Microsoft now 'gets' security at every level of the organisation but the wider software industry has yet to match its zeal, the company has said in its latest Software Development Lifecycle (SDL) Progress Report.
The report first notes that despite falling since 2006, the number of software vulnerabilities counted on the National Vulnerability Database still numbered approaching 4,000 in 2010, a large number of which were categorised as both 'high severity' and yet easy to exploit.
Most of these were now in applications rather than the operating system or browsers, which is where the company's exasperation with third party developers starts to seep through the text.
Microsoft's reserves particular ire for the modest adoption by third party developers of one of the SDL's many security assurance strictures, Address Space Layout Randomisation (ASLR). Introduced in Windows Vista, this is an important defence technique because it randomises the memory location of software components (such as DLLs), which stops malware programmers accessing them reliably on every PC.
Despite this, only 43 percent of the 41 common applications surveyed by Microsoft fully enabled support for ASLR defence, with 19.5 percent not supporting it at all. Major culprits were browser plug-ins which undermined that all browsers supported it. Ironically, around one in five security products also lacked ASLR.

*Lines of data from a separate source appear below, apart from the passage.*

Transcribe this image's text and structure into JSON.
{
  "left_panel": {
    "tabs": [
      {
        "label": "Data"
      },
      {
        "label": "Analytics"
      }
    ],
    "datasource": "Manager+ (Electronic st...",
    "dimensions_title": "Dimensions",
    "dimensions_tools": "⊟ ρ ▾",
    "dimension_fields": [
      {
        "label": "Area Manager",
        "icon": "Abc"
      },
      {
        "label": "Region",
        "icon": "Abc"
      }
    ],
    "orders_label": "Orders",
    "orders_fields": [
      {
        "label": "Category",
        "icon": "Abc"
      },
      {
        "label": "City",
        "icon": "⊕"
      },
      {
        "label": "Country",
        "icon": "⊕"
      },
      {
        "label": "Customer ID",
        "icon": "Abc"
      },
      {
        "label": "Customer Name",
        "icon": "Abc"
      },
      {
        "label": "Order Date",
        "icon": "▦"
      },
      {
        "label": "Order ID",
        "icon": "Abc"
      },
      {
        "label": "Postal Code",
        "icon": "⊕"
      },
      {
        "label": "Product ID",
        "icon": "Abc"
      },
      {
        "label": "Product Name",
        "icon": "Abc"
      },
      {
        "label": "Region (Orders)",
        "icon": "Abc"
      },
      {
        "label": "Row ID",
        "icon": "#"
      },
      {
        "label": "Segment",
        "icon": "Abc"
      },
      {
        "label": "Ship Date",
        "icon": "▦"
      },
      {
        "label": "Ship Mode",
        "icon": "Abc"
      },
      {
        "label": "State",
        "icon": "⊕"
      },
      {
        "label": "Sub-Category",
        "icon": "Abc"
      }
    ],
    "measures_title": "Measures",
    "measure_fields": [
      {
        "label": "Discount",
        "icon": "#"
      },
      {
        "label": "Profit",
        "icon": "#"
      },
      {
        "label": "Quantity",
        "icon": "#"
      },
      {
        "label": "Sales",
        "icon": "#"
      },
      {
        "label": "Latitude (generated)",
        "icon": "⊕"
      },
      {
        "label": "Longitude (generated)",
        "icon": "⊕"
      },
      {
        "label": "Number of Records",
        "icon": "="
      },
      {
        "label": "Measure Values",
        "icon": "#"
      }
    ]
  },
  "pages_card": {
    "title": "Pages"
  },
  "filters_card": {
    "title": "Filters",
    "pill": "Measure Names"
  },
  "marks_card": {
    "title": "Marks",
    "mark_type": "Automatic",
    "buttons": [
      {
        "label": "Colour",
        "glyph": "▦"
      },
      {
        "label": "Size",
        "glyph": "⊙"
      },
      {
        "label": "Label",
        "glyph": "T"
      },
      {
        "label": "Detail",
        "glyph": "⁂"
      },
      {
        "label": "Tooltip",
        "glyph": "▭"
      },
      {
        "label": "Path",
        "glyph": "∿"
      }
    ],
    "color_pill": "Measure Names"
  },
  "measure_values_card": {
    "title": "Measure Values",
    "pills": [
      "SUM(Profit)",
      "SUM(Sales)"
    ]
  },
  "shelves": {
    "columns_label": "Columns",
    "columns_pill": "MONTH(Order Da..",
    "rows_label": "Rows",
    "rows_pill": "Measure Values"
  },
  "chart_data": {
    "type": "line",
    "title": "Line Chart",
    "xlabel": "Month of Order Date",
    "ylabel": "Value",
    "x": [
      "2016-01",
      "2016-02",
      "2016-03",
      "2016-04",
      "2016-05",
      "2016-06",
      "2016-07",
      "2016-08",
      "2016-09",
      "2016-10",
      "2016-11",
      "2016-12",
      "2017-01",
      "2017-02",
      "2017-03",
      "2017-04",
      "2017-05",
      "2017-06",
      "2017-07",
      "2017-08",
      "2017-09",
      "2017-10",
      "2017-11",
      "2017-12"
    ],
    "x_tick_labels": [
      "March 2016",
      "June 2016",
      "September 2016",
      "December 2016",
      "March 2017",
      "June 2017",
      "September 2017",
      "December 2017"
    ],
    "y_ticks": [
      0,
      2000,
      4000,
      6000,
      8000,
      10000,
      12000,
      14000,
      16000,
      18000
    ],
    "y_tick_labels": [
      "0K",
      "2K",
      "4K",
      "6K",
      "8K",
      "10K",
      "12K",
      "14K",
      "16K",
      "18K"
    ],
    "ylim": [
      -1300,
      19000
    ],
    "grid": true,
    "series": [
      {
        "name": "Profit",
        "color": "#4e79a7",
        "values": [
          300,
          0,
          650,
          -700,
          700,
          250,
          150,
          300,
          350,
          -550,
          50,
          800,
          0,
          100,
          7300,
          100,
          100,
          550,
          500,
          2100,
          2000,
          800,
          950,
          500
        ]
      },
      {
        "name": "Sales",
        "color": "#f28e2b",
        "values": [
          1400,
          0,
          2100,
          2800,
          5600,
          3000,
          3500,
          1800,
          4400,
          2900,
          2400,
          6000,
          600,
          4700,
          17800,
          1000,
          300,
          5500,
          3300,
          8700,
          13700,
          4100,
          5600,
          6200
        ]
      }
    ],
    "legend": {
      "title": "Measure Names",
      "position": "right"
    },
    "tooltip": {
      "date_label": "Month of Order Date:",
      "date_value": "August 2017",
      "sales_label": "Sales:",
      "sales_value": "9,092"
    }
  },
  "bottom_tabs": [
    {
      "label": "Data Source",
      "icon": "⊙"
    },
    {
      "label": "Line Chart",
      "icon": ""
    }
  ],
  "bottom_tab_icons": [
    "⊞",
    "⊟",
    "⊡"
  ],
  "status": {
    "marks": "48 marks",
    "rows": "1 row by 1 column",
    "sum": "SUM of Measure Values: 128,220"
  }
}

"This [the lack of support in security software] is noteworthy given that security products are inherently exposed to untrusted data and the limited adoption of ASLR might therefore make it easier for attackers to exploit vulnerabilities in security products," the authors explain.
Even Data Execution Prevention (DEP) - which stops attackers executing machine code (shellcode) from areas of memory reserved for data only - was not being used by 29 percent of applications looked at by Microsoft, despite being simple to implement. This failure is even more galling since DEP has been recommended by Microsoft since the advent of Windows XP Service Pack 2 (SP2) in 2004.
Quite apart from the needless risk to users, the economic consequences of sorting out security problems after the fact has been plan for all to see.
"The National Institute of Standards and Technology (NIST) estimates that code fixes performed after release can result in 30 times the cost of fixes performed during the design phase," the authors say.
Microsoft's own Damascene conversion to the scripture of SDL and software security dates from a famous memo written by Bill Gates in January 2002 to launch the company's Trustworthy Computing (TwC) Initiative. From that emerged XP SP2 in the nick of time as the company retrofitted security on to an operating system buckling under a sudden surge in security woes.
"Within 10 years, it will be an integral and indispensable part of almost everything we do," Gates wrote in the memo. "Microsoft and the computer industry will only succeed in that world if CIOs, consumers and everyone else sees that Microsoft has created a platform for Trustworthy Computing."
In Microsoft's view it has done its bit. Now it is up to the long tail of software vendors do follow suit.